As a member of the ethics committee for the hospital and one of the faculty members who offers ethics instruction to medical students, the importance of autonomy  has been drilled into me. If the patient has expressed a wish on how they would want things to go given a specific set of circumstances, that is what should happen. Visiting with my family, I think of how unusual it is for the exact circumstance to have been thought of, discussed, and decided prior to it happening. As a physician who tries to get families to understand this, I know how often the system is found to be lacking. As the designated surrogate, this worries me as well. I often think that there must be a different way to make such decisions. I think back to my upbringing and wonder if the concept of utilizing complex relationship to assist in such decision making might help. The Catholic bishops have issued a set of directives regarding medical ethics for Catholic health care providers and institutions. In it, they identify the individual’s obligation (use ordinary or proportionate means of preserving his or her life) and when the individual may opt out (a person may forgo extraordinary or disproportionate means of preserving life). Knowing someone is Catholic, then, could in theory help me as physician to direct therapy.

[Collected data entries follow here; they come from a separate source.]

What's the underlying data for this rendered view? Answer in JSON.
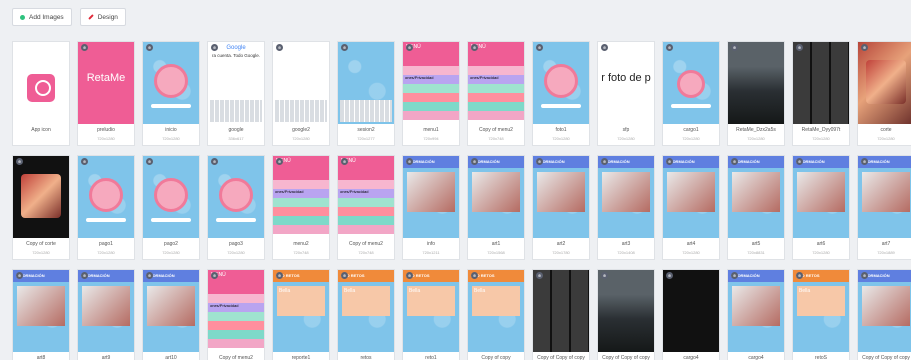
{
  "toolbar": {
    "add_images": "Add Images",
    "design": "Design"
  },
  "rows": [
    [
      {
        "name": "App icon",
        "dim": "",
        "t": "appicon"
      },
      {
        "name": "preludio",
        "dim": "720x1280",
        "t": "pink"
      },
      {
        "name": "inicio",
        "dim": "720x1280",
        "t": "blue-ring"
      },
      {
        "name": "google",
        "dim": "336x617",
        "t": "google"
      },
      {
        "name": "google2",
        "dim": "720x1280",
        "t": "white-kbd"
      },
      {
        "name": "sesion2",
        "dim": "720x1277",
        "t": "blue-kbd"
      },
      {
        "name": "menu1",
        "dim": "720x994",
        "t": "menu"
      },
      {
        "name": "Copy of menu2",
        "dim": "720x748",
        "t": "menu"
      },
      {
        "name": "foto1",
        "dim": "720x1280",
        "t": "blue-ring"
      },
      {
        "name": "sfp",
        "dim": "720x1280",
        "t": "text"
      },
      {
        "name": "cargo1",
        "dim": "720x1280",
        "t": "blue-ring2"
      },
      {
        "name": "RetaMe_Dzx2a5s",
        "dim": "720x1280",
        "t": "dark"
      },
      {
        "name": "RetaMe_Dyy097t",
        "dim": "720x1280",
        "t": "gallery"
      },
      {
        "name": "corte",
        "dim": "720x1280",
        "t": "photo"
      }
    ],
    [
      {
        "name": "Copy of corte",
        "dim": "720x1280",
        "t": "photo-black"
      },
      {
        "name": "pago1",
        "dim": "720x1280",
        "t": "blue-ring"
      },
      {
        "name": "pago2",
        "dim": "720x1280",
        "t": "blue-ring"
      },
      {
        "name": "pago3",
        "dim": "720x1280",
        "t": "blue-ring"
      },
      {
        "name": "menu2",
        "dim": "720x748",
        "t": "menu"
      },
      {
        "name": "Copy of menu2",
        "dim": "720x748",
        "t": "menu"
      },
      {
        "name": "info",
        "dim": "720x1211",
        "t": "info"
      },
      {
        "name": "art1",
        "dim": "720x1568",
        "t": "info"
      },
      {
        "name": "art2",
        "dim": "720x1780",
        "t": "info"
      },
      {
        "name": "art3",
        "dim": "720x1408",
        "t": "info"
      },
      {
        "name": "art4",
        "dim": "720x1280",
        "t": "info"
      },
      {
        "name": "art5",
        "dim": "720x8831",
        "t": "info"
      },
      {
        "name": "art6",
        "dim": "720x1280",
        "t": "info"
      },
      {
        "name": "art7",
        "dim": "720x1889",
        "t": "info"
      }
    ],
    [
      {
        "name": "art8",
        "dim": "720x1280",
        "t": "info"
      },
      {
        "name": "art9",
        "dim": "720x1280",
        "t": "info"
      },
      {
        "name": "art10",
        "dim": "720x1280",
        "t": "info"
      },
      {
        "name": "Copy of menu2",
        "dim": "720x748",
        "t": "menu"
      },
      {
        "name": "reporte1",
        "dim": "720x1280",
        "t": "orange"
      },
      {
        "name": "retos",
        "dim": "720x1280",
        "t": "orange"
      },
      {
        "name": "reto1",
        "dim": "720x1280",
        "t": "orange"
      },
      {
        "name": "Copy of copy",
        "dim": "720x1280",
        "t": "orange"
      },
      {
        "name": "Copy of Copy of copy",
        "dim": "720x1280",
        "t": "gallery"
      },
      {
        "name": "Copy of Copy of copy",
        "dim": "720x1280",
        "t": "dark"
      },
      {
        "name": "cargo4",
        "dim": "720x1280",
        "t": "black"
      },
      {
        "name": "cargo4",
        "dim": "720x1280",
        "t": "info"
      },
      {
        "name": "retoS",
        "dim": "720x1280",
        "t": "orange"
      },
      {
        "name": "Copy of Copy of copy",
        "dim": "720x1280",
        "t": "info"
      }
    ]
  ],
  "thumb_text": {
    "brand": "RetaMe",
    "google": "Google",
    "google_sub": "ra cuenta. Todo Google.",
    "menu_title": "MENÚ",
    "menu_item": "ones/Privacidad",
    "sfp": "r foto de p",
    "info_header": "INFORMACIÓN",
    "retos_header": "PRO RETOS",
    "reto_title": "Bella",
    "reporte_text": "¡Te atreves!"
  },
  "colors": {
    "pink": "#ef5d95",
    "blue": "#7fc4ea",
    "header_blue": "#5f7fe0",
    "header_orange": "#f08a3a"
  }
}
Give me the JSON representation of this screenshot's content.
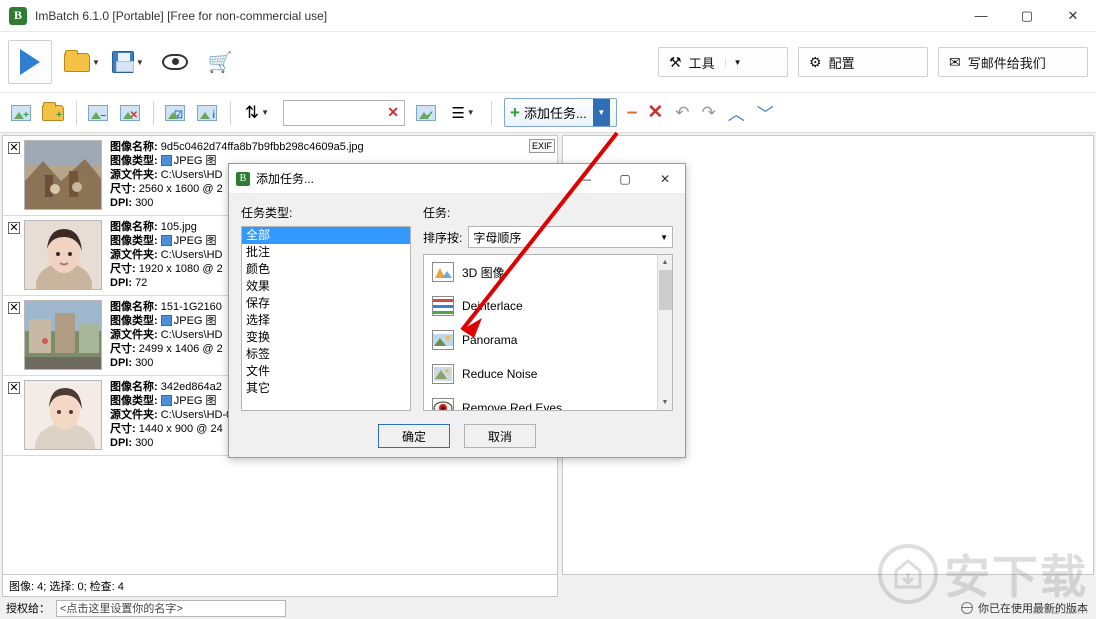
{
  "window": {
    "title": "ImBatch 6.1.0 [Portable] [Free for non-commercial use]",
    "logo": "B",
    "minimize": "—",
    "maximize": "▢",
    "close": "✕"
  },
  "toolbar_main": {
    "run_icon": "play-icon",
    "open_icon": "open-folder-icon",
    "save_icon": "save-icon",
    "preview_icon": "eye-icon",
    "buy_icon": "cart-icon",
    "tools_label": "工具",
    "config_label": "配置",
    "mail_label": "写邮件给我们"
  },
  "toolbar_second": {
    "add_image_icon": "add-image-icon",
    "add_folder_icon": "add-folder-icon",
    "remove_image_icon": "remove-image-icon",
    "remove_all_icon": "remove-all-images-icon",
    "check_all_icon": "check-all-icon",
    "info_icon": "image-info-icon",
    "sort_icon": "sort-icon",
    "search_placeholder": "",
    "search_value": "",
    "clear_label": "✕",
    "filter_icon": "filter-icon",
    "view_icon": "view-list-icon",
    "add_task_label": "添加任务...",
    "remove_task_label": "–",
    "delete_task_label": "✕",
    "undo_label": "↶",
    "redo_label": "↷",
    "move_up_label": "︿",
    "move_down_label": "﹀"
  },
  "images": [
    {
      "name_label": "图像名称:",
      "name": "9d5c0462d74ffa8b7b9fbb298c4609a5.jpg",
      "type_label": "图像类型:",
      "type": "JPEG 图",
      "folder_label": "源文件夹:",
      "folder": "C:\\Users\\HD",
      "size_label": "尺寸:",
      "size": "2560 x 1600 @ 2",
      "dpi_label": "DPI:",
      "dpi": "300",
      "exif": "EXIF",
      "checked": "✕",
      "thumb": "landscape-people"
    },
    {
      "name_label": "图像名称:",
      "name": "105.jpg",
      "type_label": "图像类型:",
      "type": "JPEG 图",
      "folder_label": "源文件夹:",
      "folder": "C:\\Users\\HD",
      "size_label": "尺寸:",
      "size": "1920 x 1080 @ 2",
      "dpi_label": "DPI:",
      "dpi": "72",
      "exif": "",
      "checked": "✕",
      "thumb": "portrait-woman"
    },
    {
      "name_label": "图像名称:",
      "name": "151-1G2160",
      "type_label": "图像类型:",
      "type": "JPEG 图",
      "folder_label": "源文件夹:",
      "folder": "C:\\Users\\HD",
      "size_label": "尺寸:",
      "size": "2499 x 1406 @ 2",
      "dpi_label": "DPI:",
      "dpi": "300",
      "exif": "",
      "checked": "✕",
      "thumb": "street-scene"
    },
    {
      "name_label": "图像名称:",
      "name": "342ed864a2",
      "type_label": "图像类型:",
      "type": "JPEG 图",
      "folder_label": "源文件夹:",
      "folder": "C:\\Users\\HD-06\\Pictures\\Saved Pictures\\",
      "size_label": "尺寸:",
      "size": "1440 x 900 @ 24",
      "dpi_label": "DPI:",
      "dpi": "300",
      "exif": "",
      "checked": "✕",
      "thumb": "girl-portrait"
    }
  ],
  "status": {
    "images_line": "图像: 4; 选择: 0; 检查: 4"
  },
  "bottom": {
    "license_label": "授权给：",
    "license_placeholder": "<点击这里设置你的名字>",
    "update_text": "你已在使用最新的版本"
  },
  "dialog": {
    "title": "添加任务...",
    "logo": "B",
    "minimize": "—",
    "maximize": "▢",
    "close": "✕",
    "type_label": "任务类型:",
    "tasks_label": "任务:",
    "sort_label": "排序按:",
    "sort_value": "字母顺序",
    "categories": [
      {
        "label": "全部",
        "selected": true
      },
      {
        "label": "批注",
        "selected": false
      },
      {
        "label": "颜色",
        "selected": false
      },
      {
        "label": "效果",
        "selected": false
      },
      {
        "label": "保存",
        "selected": false
      },
      {
        "label": "选择",
        "selected": false
      },
      {
        "label": "变换",
        "selected": false
      },
      {
        "label": "标签",
        "selected": false
      },
      {
        "label": "文件",
        "selected": false
      },
      {
        "label": "其它",
        "selected": false
      }
    ],
    "tasks": [
      {
        "label": "3D 图像",
        "icon": "3d-image-icon"
      },
      {
        "label": "Deinterlace",
        "icon": "deinterlace-icon"
      },
      {
        "label": "Panorama",
        "icon": "panorama-icon"
      },
      {
        "label": "Reduce Noise",
        "icon": "reduce-noise-icon"
      },
      {
        "label": "Remove Red Eyes",
        "icon": "remove-red-eyes-icon"
      }
    ],
    "ok_label": "确定",
    "cancel_label": "取消"
  },
  "watermark": {
    "text": "安下载",
    "url": "anxz.com"
  },
  "colors": {
    "accent": "#2f6fb5",
    "green": "#2f9e3f",
    "red": "#d03030",
    "select": "#3399ff",
    "arrow_annotation": "#e00000"
  }
}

Or not. Let’s take artificial nutrition as an example. The use of artificial nutrition would seem fairly straightforward. The bishops state that “There should be a presumption in favor of providing nutrition and hydration to all patients, including patients who require medically assisted nutrition and hydration, as long as this is of sufficient benefit to outweigh the burdens involved to the patient.” Unfortunately, the benefits often aren’t that clear. We do know it prolongs life in persistent vegetative state and short gut syndrome. We don’t think it prolongs life in people with advanced cancer or Alzheimer’s disease (but don’t know for sure). We think that people who elect not to have such intervention and subsequently die of their disease do not seem to suffer any more than if they had elected to receive such therapy.

So when does the benefit outweigh the burden? Is it only when death is imminent, as some bishops state? Is it when after a massive stroke the patient is unable to function and will be a burden to caregivers? Is it after a period of time, when it becomes apparent that the burden has become intolerable?

How we die of our terminal illness almost always reflects more than just biological destiny. When I have a patient who is a Jehovah’s Witness in the hospital, it is not unusual for the church to send a representative to sit at the bedside. While I hope they are present to provide comfort and solace, it is common knowledge that they are also there to prevent accidental administration of blood products as well as to prevent a decision on the part of the patient to accept blood products should they be offered. However, Father at the bedside is not how most of my patients (Catholic or otherwise) have their values enforced in my experience. In practice, I find that we tend to have an internalized set of values that we draw on in times of stress. Often, things are not black or white.  Proportionalism is one descriptive theory for how we deal with actions that in themselves are neither right nor wrong but could lead to an wrong outcome (such as a premature death).

What does this mean for me as a physician? It means that there is no easy answer. I have to give the patient (and his or her surrogate) as much information as possible in such situations to allow them to weigh it against their internal (or external) value system and make the best decision. As a patient, it means I need to choose a surrogate who shares my “moral compass.” As a potential surrogate, I have to admit that I will use my knowledge of the person for whom I am asked to make decisions rather than parrot back what I thought I heard from their lips.